When they do move, they're taking a longer time to make their decisions, both Abkemeier and Gwyn said, and some are searching out furnished apartments to avoid additional expenses, according to ApartmentGuide.com.
And instead of sexy amenities that were popular just a few years ago like granite countertops and stainless steel appliances, renters want ones that save money. They're calling up landlords to make sure windows shut properly, leaks are repaired, and the weather stripping is up-to-date.
Kamson Corp., which owns and manages apartments in New York, New Jersey, Pennsylvania and Connecticut, is replacing old appliances with energy efficient ones to slash energy costs and keep tenants on board for another year, according to Mike Beirne, an executive vice president.
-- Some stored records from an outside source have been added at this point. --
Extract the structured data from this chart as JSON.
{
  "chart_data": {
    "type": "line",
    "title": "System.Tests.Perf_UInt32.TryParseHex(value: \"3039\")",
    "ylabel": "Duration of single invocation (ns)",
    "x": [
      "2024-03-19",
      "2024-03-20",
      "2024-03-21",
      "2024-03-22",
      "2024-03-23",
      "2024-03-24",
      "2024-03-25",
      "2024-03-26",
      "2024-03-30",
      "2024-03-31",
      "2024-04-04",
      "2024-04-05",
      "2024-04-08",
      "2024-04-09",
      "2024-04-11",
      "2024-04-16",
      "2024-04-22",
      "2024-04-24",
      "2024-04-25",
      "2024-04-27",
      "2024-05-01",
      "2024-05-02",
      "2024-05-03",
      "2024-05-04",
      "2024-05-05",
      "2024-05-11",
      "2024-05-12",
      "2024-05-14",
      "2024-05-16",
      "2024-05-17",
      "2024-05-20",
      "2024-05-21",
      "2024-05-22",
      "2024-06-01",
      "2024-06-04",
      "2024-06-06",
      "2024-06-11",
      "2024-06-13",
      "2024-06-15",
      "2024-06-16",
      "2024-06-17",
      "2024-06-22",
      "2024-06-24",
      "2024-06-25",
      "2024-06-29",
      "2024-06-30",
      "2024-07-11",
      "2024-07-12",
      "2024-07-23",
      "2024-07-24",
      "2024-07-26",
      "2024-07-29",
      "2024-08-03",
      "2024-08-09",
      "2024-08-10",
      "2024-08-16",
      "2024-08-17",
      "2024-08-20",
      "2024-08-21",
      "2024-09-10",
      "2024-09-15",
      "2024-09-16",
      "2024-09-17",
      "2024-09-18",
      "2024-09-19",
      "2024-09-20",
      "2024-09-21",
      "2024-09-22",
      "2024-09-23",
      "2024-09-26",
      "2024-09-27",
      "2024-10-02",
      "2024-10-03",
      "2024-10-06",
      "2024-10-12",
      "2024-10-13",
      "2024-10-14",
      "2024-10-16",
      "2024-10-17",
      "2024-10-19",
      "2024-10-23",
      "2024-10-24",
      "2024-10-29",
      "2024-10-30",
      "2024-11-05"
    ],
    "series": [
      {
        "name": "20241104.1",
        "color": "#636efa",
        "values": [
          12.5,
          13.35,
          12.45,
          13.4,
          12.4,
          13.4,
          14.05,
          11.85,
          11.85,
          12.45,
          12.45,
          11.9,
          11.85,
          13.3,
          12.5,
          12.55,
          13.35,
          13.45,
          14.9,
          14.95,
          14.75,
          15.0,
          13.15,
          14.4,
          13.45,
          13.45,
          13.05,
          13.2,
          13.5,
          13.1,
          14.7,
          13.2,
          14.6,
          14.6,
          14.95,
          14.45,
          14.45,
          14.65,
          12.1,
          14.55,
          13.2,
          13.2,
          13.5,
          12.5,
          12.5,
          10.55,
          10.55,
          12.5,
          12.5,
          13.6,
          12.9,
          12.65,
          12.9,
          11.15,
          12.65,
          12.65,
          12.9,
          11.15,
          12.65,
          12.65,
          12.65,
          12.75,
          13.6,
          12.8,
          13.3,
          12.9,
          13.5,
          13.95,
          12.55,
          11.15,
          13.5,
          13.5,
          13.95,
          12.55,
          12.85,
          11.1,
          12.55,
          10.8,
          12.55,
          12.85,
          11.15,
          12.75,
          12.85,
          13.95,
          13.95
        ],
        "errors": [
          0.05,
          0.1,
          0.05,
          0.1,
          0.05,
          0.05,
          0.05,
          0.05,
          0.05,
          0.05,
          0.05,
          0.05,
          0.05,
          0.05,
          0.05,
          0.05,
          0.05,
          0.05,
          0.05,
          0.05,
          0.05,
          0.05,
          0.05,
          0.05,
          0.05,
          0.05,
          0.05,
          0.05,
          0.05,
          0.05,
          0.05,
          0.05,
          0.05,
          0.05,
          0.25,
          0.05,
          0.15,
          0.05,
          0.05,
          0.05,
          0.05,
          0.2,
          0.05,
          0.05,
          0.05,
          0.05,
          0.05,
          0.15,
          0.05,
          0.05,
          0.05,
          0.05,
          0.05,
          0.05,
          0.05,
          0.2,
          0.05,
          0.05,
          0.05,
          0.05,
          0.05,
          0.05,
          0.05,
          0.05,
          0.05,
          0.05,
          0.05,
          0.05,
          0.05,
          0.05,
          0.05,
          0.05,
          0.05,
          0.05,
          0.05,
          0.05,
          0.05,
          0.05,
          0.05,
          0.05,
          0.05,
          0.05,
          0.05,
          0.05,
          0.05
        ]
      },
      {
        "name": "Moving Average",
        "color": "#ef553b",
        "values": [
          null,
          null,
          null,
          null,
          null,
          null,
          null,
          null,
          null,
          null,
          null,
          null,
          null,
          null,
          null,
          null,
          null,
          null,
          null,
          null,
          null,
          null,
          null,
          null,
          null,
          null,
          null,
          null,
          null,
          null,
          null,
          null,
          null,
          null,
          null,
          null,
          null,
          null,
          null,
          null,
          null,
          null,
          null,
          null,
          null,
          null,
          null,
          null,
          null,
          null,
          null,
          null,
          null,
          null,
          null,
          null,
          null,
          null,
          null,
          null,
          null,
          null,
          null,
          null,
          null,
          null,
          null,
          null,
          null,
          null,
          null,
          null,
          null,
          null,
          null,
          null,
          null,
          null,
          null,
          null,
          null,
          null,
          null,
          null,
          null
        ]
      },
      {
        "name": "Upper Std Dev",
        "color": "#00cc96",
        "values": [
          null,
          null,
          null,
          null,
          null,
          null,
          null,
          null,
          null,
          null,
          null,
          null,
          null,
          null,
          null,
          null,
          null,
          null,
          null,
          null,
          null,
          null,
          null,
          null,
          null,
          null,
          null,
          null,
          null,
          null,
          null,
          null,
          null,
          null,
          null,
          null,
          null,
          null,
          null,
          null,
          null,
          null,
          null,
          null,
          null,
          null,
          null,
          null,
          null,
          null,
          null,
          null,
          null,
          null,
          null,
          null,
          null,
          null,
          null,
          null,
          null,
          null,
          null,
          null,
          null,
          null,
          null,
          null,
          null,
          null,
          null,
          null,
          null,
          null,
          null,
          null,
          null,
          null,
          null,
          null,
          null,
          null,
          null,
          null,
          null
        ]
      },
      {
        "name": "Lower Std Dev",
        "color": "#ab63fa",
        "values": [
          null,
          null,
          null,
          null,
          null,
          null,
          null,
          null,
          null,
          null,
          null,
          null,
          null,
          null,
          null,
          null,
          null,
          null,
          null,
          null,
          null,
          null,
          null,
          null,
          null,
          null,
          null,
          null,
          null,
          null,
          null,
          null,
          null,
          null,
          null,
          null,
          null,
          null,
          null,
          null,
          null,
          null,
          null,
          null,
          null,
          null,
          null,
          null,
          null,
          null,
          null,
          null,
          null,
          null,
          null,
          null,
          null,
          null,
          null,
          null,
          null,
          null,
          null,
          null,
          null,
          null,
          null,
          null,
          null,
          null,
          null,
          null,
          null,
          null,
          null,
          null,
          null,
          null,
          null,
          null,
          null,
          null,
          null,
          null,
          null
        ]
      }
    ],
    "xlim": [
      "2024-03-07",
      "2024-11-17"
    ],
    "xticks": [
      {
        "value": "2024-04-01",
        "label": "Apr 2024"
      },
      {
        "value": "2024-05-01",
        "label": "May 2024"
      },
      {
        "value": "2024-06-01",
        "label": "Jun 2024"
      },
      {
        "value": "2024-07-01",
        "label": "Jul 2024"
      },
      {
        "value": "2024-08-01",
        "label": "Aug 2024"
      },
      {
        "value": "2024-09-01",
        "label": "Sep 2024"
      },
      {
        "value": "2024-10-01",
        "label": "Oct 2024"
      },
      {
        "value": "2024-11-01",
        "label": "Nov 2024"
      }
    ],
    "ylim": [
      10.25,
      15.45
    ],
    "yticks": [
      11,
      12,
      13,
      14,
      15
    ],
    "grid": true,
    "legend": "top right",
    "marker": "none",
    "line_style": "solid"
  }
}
Kamson is also offering discounted cable and internet packages and access to fitness centers so renters can drop expensive gym memberships.
"They want to see that everyone is keeping costs as reasonable as possible," Beirne said.
Swimming pools and balconies also ranked high on renters' wish lists this summer because they stayed home more than previous years, spending less on travel, according to rental search site Apartments.com.
And for the scores of renters displaced by foreclosures, they're looking for the conveniences of a house, said Arlene Mayfield, president of ApartmentGuide.com.
Dishwashers, washer and dryers in the units, yards and pet-friendly apartments have become more important to these former homeowners who, more than anything, want some place to call home.